The
physical properties of nanoparticles may affect the uptake
mechanism, biodistribution, stability, and other physicochemical properties
of drug delivery systems. This study aimed to first develop a model
exploring the factors controlling the nanogel physical properties
using a single drug (propranolol), followed by an evaluation of whether
these models can be applied more generally to a range of drugs. Size,
polydispersity, ζ potential, and encapsulation efficiency were
investigated using a design of experiment (DOE) approach to optimize
formulations by systematically identifying the effects of, and interactions
between, parameters associated with nanogel formulation and drug loading.
Three formulation factors were selected, namely, chitosan concentration,
the ratio between the chitosan and cross-linker—sodium triphosphate—and
the ratio between the chitosan and drug. The results indicate that
the DOE approach can be used not only to model but also to predict
the size and polydispersity index (PDI). To explore the application
of these prediction models with other drugs and to identify the relationship
between the drug structure and nanogel properties, nanogels loaded
with 12 structurally distinct drugs and 6 structurally similar drugs
were fabricated at the optimal condition for propranolol in the model.

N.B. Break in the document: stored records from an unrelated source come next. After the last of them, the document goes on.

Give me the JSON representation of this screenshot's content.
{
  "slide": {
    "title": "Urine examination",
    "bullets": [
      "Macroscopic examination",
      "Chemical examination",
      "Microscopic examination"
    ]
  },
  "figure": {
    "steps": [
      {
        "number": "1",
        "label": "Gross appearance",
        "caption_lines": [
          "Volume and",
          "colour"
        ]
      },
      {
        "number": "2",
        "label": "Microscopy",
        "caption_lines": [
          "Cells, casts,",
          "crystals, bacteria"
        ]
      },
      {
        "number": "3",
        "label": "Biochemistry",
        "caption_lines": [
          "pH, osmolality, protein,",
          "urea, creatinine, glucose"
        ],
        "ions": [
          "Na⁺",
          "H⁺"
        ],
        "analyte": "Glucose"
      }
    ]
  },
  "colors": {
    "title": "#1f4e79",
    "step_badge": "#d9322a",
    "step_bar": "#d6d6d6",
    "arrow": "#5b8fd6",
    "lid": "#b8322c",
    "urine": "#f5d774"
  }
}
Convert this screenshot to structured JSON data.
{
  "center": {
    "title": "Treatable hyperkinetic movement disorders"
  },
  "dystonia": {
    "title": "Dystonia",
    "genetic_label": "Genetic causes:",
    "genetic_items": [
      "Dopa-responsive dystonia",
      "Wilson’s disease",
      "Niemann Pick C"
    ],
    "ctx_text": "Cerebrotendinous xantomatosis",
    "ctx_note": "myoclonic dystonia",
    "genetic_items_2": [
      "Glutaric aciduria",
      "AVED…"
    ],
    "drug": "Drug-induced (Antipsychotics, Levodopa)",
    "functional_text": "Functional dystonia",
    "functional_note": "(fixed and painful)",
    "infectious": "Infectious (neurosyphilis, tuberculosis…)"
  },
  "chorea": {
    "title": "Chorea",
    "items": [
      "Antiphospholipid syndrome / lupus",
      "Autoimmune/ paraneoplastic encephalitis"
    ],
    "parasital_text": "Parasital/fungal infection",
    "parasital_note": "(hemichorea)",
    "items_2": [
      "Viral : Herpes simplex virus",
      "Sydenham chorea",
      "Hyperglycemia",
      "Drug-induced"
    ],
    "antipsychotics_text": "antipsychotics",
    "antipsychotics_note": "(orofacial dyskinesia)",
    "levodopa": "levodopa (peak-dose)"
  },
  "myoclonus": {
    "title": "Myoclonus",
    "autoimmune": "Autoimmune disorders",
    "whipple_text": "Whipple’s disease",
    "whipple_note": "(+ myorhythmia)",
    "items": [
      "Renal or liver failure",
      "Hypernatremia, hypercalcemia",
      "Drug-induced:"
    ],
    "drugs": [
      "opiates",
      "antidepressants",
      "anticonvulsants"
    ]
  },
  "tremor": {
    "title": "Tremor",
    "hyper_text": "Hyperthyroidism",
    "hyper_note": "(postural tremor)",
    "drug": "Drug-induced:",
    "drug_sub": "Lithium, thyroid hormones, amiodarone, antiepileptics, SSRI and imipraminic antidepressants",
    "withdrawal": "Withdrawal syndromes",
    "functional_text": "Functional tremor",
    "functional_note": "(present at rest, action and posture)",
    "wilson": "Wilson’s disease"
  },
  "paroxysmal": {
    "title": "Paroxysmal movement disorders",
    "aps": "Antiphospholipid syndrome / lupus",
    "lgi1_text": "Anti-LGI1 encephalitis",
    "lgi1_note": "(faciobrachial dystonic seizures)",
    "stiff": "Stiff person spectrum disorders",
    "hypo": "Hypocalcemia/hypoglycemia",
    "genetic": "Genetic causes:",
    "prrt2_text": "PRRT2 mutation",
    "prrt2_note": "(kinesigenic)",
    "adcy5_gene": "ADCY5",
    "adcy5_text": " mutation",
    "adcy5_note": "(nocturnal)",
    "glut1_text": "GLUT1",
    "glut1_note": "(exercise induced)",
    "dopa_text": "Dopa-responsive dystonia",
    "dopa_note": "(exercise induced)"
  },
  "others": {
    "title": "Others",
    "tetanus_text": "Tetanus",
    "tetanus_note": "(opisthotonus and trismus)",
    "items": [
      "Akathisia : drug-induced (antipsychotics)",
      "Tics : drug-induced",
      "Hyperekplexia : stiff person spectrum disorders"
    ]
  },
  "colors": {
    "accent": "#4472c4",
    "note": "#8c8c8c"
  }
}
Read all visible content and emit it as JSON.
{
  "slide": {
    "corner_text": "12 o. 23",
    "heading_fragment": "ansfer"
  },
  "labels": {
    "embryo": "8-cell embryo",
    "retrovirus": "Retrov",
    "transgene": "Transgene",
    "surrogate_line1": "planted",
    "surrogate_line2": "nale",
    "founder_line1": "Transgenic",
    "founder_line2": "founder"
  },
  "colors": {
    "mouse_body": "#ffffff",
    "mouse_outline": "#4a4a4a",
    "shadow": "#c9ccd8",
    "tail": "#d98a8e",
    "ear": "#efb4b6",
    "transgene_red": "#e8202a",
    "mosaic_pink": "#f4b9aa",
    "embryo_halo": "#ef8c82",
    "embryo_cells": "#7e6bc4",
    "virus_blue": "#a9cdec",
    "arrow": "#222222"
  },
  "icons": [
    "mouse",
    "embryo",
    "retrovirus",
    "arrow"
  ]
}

The measured size, PDI, and ζ potential of the nanogels could
not be modeled using distinct DOE parameters for dissimilar drugs,
indicating that each drug requires a separate analysis. Nevertheless,
for drugs with structural similarities, various linear and nonlinear
trends were observed in the size, PDI, and ζ potential of nanogels
against selected molecular descriptors, indicating that there are
indeed relationships between the drug molecular structure and the
performance outcomes, which may be modeled and predicted using the
DOE approach. In conclusion, the study demonstrates that DOE models
can be applied to model and predict the influence of formulation and
drug loading on key performance parameters. While distinct models
are required for structurally unrelated drugs, it was possible to
establish correlations for the drug series investigated, which were
based on polarity, hydrophobicity, and polarizability, thereby elucidating
the importance of the interactions between the drug and the nanogels
based on the nanogel properties and thus deepening the understanding
of the drug-loading mechanisms in nanogels.